Elektronika Central Scientific Research Institute
- Company type: Joint-stock company
- Founded: 1964; 62 years ago
- Headquarters: Moscow, Russia
- Parent: Rostec

= Elektronika Central Scientific Research Institute =

Elektronika Central Scientific Research Institute (ЦНИИ "Электроника") is a company based in Moscow, Russia. It is part of the Rostec holding.

Elektronika is responsible for providing information services to the electronics industry, as well as services involving the operation of control instruments and equipment for technological processes, laboratory equipment, measuring devices, and computer facilities. It also produces a variety of lasers and emitters.

== Operation ==
The main activities of the Institute:

- Preparation of information and analytical materials on the actual financial, economic and resource provision of organizations of the radio-electronic complex.
- Coordination and development of investment activities.
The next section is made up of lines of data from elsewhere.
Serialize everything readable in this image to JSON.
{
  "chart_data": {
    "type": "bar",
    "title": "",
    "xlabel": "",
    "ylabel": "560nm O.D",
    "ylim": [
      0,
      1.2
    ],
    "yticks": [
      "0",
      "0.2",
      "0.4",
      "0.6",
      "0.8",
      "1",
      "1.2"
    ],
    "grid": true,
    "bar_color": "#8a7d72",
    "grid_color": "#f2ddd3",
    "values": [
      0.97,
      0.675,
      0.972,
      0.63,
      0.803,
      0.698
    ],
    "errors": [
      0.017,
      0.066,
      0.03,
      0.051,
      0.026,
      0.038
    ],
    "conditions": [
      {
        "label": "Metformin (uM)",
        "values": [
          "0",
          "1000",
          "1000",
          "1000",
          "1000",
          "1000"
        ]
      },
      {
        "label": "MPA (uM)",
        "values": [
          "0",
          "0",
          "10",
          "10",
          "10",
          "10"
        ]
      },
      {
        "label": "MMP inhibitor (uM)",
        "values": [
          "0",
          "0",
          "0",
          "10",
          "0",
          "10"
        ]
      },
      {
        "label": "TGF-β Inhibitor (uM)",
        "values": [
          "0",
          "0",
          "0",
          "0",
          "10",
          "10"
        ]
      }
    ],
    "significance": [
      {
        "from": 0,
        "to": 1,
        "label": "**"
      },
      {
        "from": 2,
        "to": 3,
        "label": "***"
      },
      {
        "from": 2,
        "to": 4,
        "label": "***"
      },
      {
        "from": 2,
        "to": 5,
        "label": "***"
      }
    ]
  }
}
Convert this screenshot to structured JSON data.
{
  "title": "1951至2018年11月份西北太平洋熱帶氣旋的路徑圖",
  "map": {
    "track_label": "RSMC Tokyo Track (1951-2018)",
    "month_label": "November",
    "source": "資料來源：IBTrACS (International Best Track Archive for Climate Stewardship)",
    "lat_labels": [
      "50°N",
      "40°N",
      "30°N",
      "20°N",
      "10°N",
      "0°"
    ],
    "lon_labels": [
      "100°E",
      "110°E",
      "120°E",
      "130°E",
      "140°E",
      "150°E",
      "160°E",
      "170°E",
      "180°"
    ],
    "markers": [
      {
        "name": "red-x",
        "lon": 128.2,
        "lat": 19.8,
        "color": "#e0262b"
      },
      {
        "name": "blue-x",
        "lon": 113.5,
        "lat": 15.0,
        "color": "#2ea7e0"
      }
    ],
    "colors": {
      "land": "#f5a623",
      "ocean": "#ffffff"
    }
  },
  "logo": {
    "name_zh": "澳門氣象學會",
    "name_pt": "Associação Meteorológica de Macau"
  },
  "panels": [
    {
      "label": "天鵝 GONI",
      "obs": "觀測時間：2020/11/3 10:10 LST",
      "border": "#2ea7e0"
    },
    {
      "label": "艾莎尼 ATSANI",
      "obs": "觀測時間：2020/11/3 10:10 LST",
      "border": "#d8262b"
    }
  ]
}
The institute has created a database of investment projects designed to be implemented with the involvement of both domestic and foreign partners and investors.
- Development of proposals for the integration of domestic radio electronics into the global economy, identification of ways to further develop competitive electronic products.
- Development of the direction for the creation of an industrial intellectual property fund.

The institute is the lead developer organization of the "Strategy for the Development of the Electronic industry" until 2025, approved at a meeting of the Government of the Russian Federation, the State Program "Development of the Electronic and Radioelectronic Industry until 2025", as well as the Concept and the federal target program "Development of electronic component base and Radio electronics" for 2008–2015, approved by a decree of the Government of the Russian Federation dated November 26, 2007 No.809.